Laurel. (laurel_journal) wrote in tagalogonsite,
Laurel.
laurel_journal
tagalogonsite

TOS experience

Yo! Here is a backdated journal entry I wrote about a TOS tradition-- climbing Mt. Banahaw and going into caves where Katipunan revolutionaries plotted their revolts against the Spaniards!

ENROLL IN TOS! It is so awesome!

On 7-07-07 we climbed sacred Mount Banahaw. I clambered barefoot through ancient holy caves that were so quiet, I could hear the frequencies my ears had lost. I held candles up to crevices carved by thousands of years of thousands of monsoon raindrops.

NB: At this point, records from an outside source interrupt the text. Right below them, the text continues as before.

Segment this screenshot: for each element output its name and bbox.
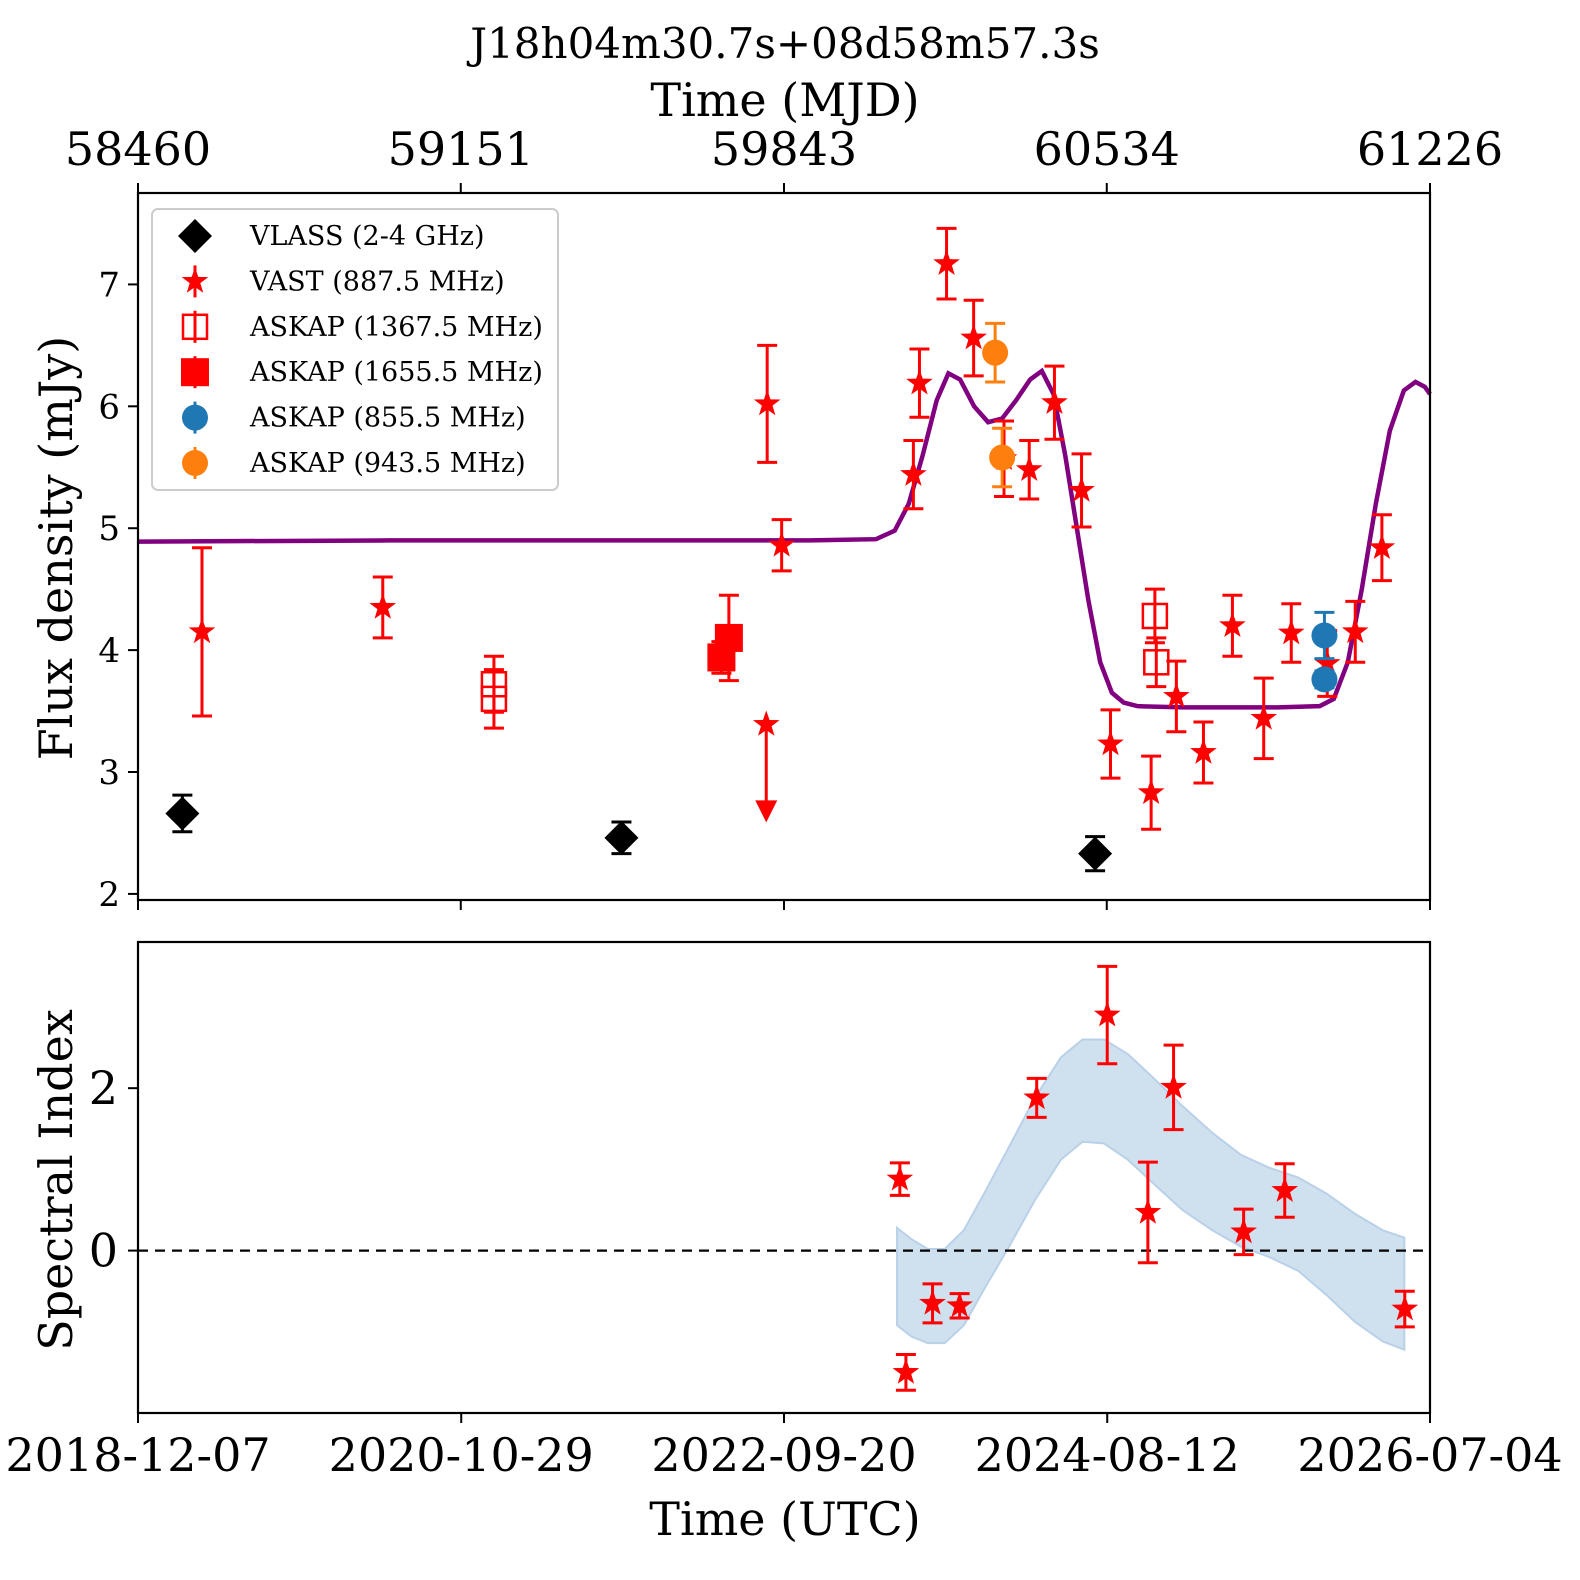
legend-label: VAST (887.5 MHz): [249, 266, 505, 297]
legend-marker: [182, 404, 208, 431]
flux-point: [1277, 619, 1305, 645]
flux-point: [369, 593, 397, 619]
flux-error-bar: [483, 654, 504, 714]
spectral-point: [1271, 1176, 1299, 1202]
spectral-point: [1160, 1073, 1187, 1099]
flux-point: [1368, 533, 1396, 560]
flux-point: [188, 617, 216, 644]
flux-point: [768, 531, 795, 557]
flux-point: [1190, 738, 1217, 764]
flux-point: [1219, 611, 1246, 638]
spectral-point: [886, 1165, 914, 1191]
flux-point: [1163, 682, 1190, 708]
flux-point: [1078, 836, 1113, 871]
flux-point: [900, 460, 927, 486]
bottom-x-tick-label: 2026-07-04: [1297, 1428, 1562, 1482]
legend-label: ASKAP (1367.5 MHz): [249, 312, 543, 343]
spectral-point: [1230, 1217, 1257, 1244]
top-x-tick-label: 61226: [1357, 122, 1503, 176]
legend-label: VLASS (2-4 GHz): [249, 221, 485, 252]
bottom-x-tick-label: 2024-08-12: [975, 1428, 1240, 1482]
legend-label: ASKAP (943.5 MHz): [249, 448, 526, 479]
legend: VLASS (2-4 GHz) VAST (887.5 MHz) ASKAP (13…: [151, 208, 559, 491]
flux-point: [1068, 476, 1095, 502]
legend-item: ASKAP (855.5 MHz): [182, 401, 526, 434]
legend-marker: [181, 267, 209, 293]
spectral-point: [1391, 1295, 1419, 1321]
spectral-point: [1093, 1001, 1121, 1027]
flux-point: [480, 670, 508, 698]
top-x-tick-label: 59843: [711, 122, 857, 176]
chart-title: J18h04m30.7s+08d58m57.3s: [466, 19, 1100, 68]
flux-density-panel: 58460 59151 59843 60534 61226 2 3 4 5 6 7: [65, 122, 1503, 915]
spectral-point: [919, 1289, 946, 1315]
flux-y-tick-label: 2: [98, 875, 120, 915]
spectral-y-axis-label: Spectral Index: [29, 1009, 83, 1351]
flux-point: [1015, 455, 1043, 482]
flux-point: [989, 444, 1016, 471]
flux-y-tick-label: 3: [98, 753, 120, 793]
bottom-x-tick-label: 2022-09-20: [651, 1428, 916, 1482]
bottom-x-tick-label: 2020-10-29: [329, 1428, 594, 1482]
flux-point: [1141, 602, 1169, 630]
legend-marker: [181, 358, 209, 387]
flux-y-tick-label: 4: [98, 631, 120, 671]
top-x-tick-label: 59151: [388, 122, 534, 176]
flux-y-tick-label: 6: [98, 387, 120, 427]
flux-y-tick-label: 5: [98, 509, 120, 549]
legend-item: ASKAP (1655.5 MHz): [181, 356, 543, 389]
spectral-point: [892, 1358, 920, 1384]
upper-limit-arrow-head: [755, 800, 778, 823]
legend-label: ASKAP (855.5 MHz): [249, 403, 526, 434]
flux-point: [714, 623, 743, 652]
flux-point: [1311, 666, 1338, 693]
flux-y-axis-label: Flux density (mJy): [29, 336, 83, 760]
flux-point: [753, 389, 781, 416]
flux-point: [1311, 622, 1338, 649]
upper-limit-point: [752, 710, 780, 736]
bottom-x-axis-label: Time (UTC): [649, 1492, 920, 1546]
model-curve: [137, 367, 1432, 710]
flux-point: [906, 369, 933, 395]
flux-error-bar: [1144, 587, 1165, 645]
flux-point: [1250, 704, 1278, 730]
flux-point: [1097, 729, 1124, 756]
spectral-point: [1134, 1198, 1162, 1224]
bottom-x-tick-label: 2018-12-07: [5, 1428, 270, 1482]
legend-marker: [181, 313, 209, 341]
spectral-index-band: [896, 1038, 1406, 1352]
flux-point: [1041, 388, 1068, 414]
spectral-point: [1023, 1083, 1051, 1110]
legend-marker: [178, 219, 212, 253]
flux-point: [982, 339, 1009, 366]
spectral-point: [946, 1291, 973, 1318]
top-x-axis-label: Time (MJD): [650, 73, 919, 127]
spectral-index-panel: 2018-12-07 2020-10-29 2022-09-20 2024-08-12…: [5, 940, 1563, 1482]
flux-point: [1137, 778, 1165, 805]
flux-error-bar: [1146, 636, 1167, 689]
legend-marker: [182, 450, 208, 476]
flux-point: [1313, 649, 1341, 675]
flux-point: [1143, 649, 1170, 676]
spectral-y-tick-label: 0: [89, 1224, 118, 1278]
legend-item: VLASS (2-4 GHz): [178, 219, 485, 253]
flux-point: [1341, 617, 1369, 644]
flux-point: [933, 249, 960, 276]
legend-item: VAST (887.5 MHz): [181, 265, 505, 298]
flux-point: [604, 820, 639, 855]
spectral-y-tick-label: 2: [89, 1061, 118, 1115]
legend-item: ASKAP (943.5 MHz): [182, 447, 526, 479]
flux-point: [960, 324, 987, 350]
legend-box: [151, 208, 559, 491]
top-x-tick-label: 60534: [1034, 122, 1180, 176]
legend-item: ASKAP (1367.5 MHz): [181, 310, 543, 343]
flux-point: [165, 796, 200, 831]
top-x-tick-label: 58460: [65, 122, 211, 176]
legend-label: ASKAP (1655.5 MHz): [249, 357, 543, 388]
flux-y-tick-label: 7: [98, 265, 120, 305]
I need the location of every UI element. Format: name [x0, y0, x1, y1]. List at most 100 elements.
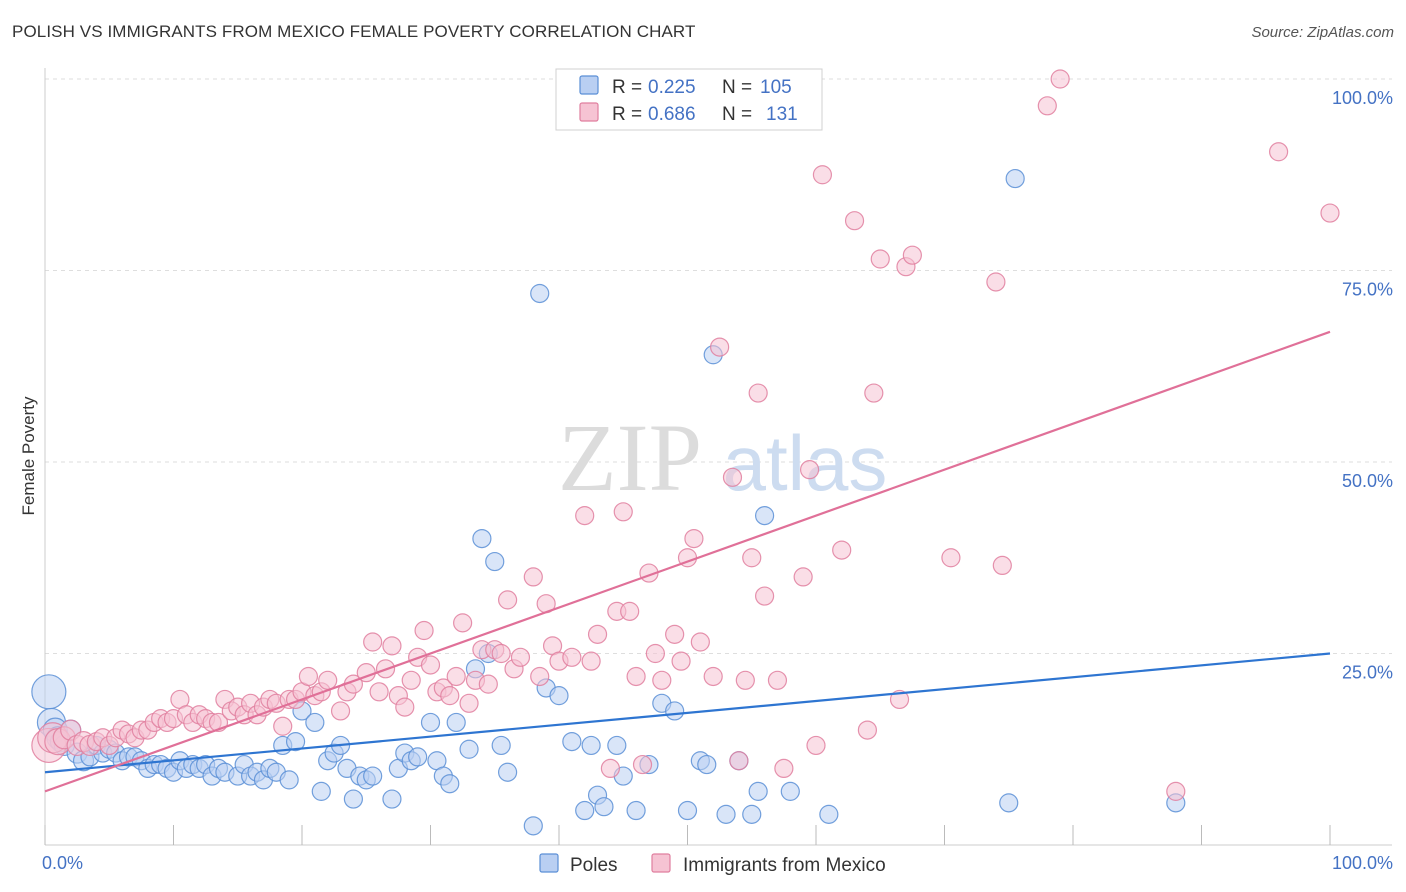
poles-point-94: [819, 804, 839, 824]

I found a real love for spelunking. It's an act that bans panic. If you want out of the cave, back up to the surface, you have to center yourself and push out the bullshit. It's calming.

Then we climbed to the top of Kalbaryo, an act that was provided for by no real trail, just an extremely steep and rocky path slightly cut out of a field of jungle brush. At the top of the hill, we leaned against an aluminum cross and watched the fog pass at arm's length. We were surrounded by green mountains. Makiling to the left, Cristobal to the right.

That night clambered right back down. Dawn, the white phD student whose grandfather was the Philippines' cartographer during WWII, held my bag for me and picked me up after the ten times I tripped. Our guides instructed us to say "Tabi-tabi po" to ask the wood spirits permission to pass. As the dark descended and we couldn't see the drops to our right and left, no one objected.

Then, ahead of us, the path flattened. A ghostly sari-sari store had a yellow and blue striped sheet draped over its stall, signalling that it was closed. It was lit from within with a candle. You could see the silhouette of hanging candy.

Our guides, sinewy men who wore the same clothes for weeks and slept only on hard surfaces, made us a meal of incredible tilapia and fresh cut pineapple. They used a wood-fired stove.

That night we slept in the attic of a church on top of bamboo mats. I didn't sleep, though. I stayed awake listening to our guides joke in Tagalog until their voices were drowned out under the galloping rain. The roosters began calling at four, impatient for the dawn.